A Denver landing captured by my GoPro.

Back then, for reasons unexplained, upon first observation everyone was treated to a smile. Each person encountered also shared kind words. Every day delivered the peace of a population wide truce. For at least three remarkably peaceful hours, depending on when your family opened gifts and ate the big meal, we all assumed everyone was good, had the potential to be, or would be better off punched on a different day.

Sitting here today I don’t feel it. Days away from the 25th and 12,000 miles from home, I can tell you it doesn’t seem like Christmas. There are no gifts, no glowing red noses, and the only guiding star to be found is actually two planets that have nothing to do with Christmas (sorry to burst your bubble). However, I do find myself continuously thinking of the people from my life, the principles life crudely engraved on my heart of stone, and all the great memories I have been given, or opportunity to create, by the miracle of life. Among them is a sunset flight over the Keys on Christmas day, the notion of telling the truth ‘till it hurts, and the hundreds of people I’d love to see again.

Were the names of those people printed, many would undoubtedly be surprised to find themselves on the list.

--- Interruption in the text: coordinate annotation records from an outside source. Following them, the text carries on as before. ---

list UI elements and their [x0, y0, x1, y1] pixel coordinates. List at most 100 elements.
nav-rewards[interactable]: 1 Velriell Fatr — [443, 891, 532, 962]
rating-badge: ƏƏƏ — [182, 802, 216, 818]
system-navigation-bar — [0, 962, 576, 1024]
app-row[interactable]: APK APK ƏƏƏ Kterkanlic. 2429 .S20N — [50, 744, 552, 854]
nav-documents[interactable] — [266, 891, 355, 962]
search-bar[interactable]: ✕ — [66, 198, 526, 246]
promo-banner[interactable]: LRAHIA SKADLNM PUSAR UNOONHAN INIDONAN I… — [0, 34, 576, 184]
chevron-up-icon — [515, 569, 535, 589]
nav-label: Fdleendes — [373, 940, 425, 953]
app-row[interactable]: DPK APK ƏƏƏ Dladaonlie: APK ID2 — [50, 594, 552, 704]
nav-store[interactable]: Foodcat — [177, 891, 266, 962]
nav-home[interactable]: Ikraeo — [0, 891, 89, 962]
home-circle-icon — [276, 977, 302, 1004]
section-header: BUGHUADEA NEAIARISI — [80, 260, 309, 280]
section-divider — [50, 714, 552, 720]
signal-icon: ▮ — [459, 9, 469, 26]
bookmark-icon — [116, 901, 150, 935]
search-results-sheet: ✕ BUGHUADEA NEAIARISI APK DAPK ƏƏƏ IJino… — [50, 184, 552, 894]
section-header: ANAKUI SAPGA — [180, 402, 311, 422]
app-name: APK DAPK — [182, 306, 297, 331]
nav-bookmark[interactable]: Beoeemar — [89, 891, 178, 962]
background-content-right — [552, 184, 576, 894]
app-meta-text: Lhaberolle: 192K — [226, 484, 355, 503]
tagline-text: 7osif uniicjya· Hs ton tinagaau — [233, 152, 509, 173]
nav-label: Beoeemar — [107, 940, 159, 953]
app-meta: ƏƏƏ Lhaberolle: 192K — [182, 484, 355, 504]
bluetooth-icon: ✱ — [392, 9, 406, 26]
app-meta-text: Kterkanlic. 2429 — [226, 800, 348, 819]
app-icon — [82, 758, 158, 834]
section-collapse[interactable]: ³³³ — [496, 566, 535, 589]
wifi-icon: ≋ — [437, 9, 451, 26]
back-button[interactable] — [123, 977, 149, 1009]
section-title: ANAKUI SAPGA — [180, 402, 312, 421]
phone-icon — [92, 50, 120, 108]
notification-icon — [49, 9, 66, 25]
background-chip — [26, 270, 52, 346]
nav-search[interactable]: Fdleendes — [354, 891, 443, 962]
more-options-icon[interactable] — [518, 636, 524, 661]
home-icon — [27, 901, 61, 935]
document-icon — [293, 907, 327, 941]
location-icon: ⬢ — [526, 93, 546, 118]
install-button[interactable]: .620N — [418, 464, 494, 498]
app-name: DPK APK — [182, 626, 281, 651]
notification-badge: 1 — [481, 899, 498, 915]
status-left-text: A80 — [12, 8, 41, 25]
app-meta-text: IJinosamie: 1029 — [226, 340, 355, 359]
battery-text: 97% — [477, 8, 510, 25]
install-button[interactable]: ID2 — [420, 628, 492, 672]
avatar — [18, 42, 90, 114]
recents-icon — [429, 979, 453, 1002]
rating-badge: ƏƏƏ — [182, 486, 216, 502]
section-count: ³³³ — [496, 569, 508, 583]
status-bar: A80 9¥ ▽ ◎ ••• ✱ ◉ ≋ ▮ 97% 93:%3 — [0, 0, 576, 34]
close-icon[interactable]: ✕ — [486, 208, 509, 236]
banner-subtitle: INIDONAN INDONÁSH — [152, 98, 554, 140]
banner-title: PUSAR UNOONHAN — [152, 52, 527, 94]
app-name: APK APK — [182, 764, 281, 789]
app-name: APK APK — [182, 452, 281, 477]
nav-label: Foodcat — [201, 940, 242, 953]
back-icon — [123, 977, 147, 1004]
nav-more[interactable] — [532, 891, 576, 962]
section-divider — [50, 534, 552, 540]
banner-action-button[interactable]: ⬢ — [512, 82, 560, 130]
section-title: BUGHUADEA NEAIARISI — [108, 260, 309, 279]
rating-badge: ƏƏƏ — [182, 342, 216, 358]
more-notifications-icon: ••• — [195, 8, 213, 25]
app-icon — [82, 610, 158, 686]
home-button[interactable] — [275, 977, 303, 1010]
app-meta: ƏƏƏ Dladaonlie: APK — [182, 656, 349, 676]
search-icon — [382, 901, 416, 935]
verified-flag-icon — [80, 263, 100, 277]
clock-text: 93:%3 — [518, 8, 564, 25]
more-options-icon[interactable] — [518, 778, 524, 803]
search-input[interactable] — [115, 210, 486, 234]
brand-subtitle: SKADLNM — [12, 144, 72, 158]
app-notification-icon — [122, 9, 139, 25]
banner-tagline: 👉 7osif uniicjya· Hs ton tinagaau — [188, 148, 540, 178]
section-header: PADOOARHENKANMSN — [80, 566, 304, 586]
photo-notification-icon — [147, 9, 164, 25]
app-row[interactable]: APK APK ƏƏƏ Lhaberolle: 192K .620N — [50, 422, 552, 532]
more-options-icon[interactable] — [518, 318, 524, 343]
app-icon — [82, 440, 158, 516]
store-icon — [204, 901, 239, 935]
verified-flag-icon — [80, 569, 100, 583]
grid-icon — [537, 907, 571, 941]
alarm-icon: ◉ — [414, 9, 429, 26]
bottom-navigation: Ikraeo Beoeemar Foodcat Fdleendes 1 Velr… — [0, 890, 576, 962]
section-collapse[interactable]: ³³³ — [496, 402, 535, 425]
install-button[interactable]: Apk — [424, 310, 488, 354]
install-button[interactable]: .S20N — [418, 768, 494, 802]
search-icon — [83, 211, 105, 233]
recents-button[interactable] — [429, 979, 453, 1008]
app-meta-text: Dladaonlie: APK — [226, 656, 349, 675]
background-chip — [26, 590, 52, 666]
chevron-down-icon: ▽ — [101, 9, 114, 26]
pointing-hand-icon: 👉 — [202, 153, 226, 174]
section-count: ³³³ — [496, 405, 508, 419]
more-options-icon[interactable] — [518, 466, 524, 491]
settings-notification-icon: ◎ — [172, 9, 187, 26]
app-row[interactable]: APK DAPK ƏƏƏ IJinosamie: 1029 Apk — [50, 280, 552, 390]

Having last walked away enemies, or unfortunate casualties of life, they have surely long since forgotten me. Yet, for all of them I find myself hoping they have lived great lives, corrected the errors of their ways, and forgiven me for mine. But, that is all part of the fantasy - I guess. Or, maybe not.

Could it be the final embers of Christmas keeping out the cold?


If you need me, I'll be outside chopping wood.





*Written on a long layover in Japan - December 23rd, 2020.



1 comment:

G&K said...

The spirit of Christmas still lives in the halls of hospitals and the long lines of food banks with the giving of love and support still thrives. Merry Christmas Rich and Ginger.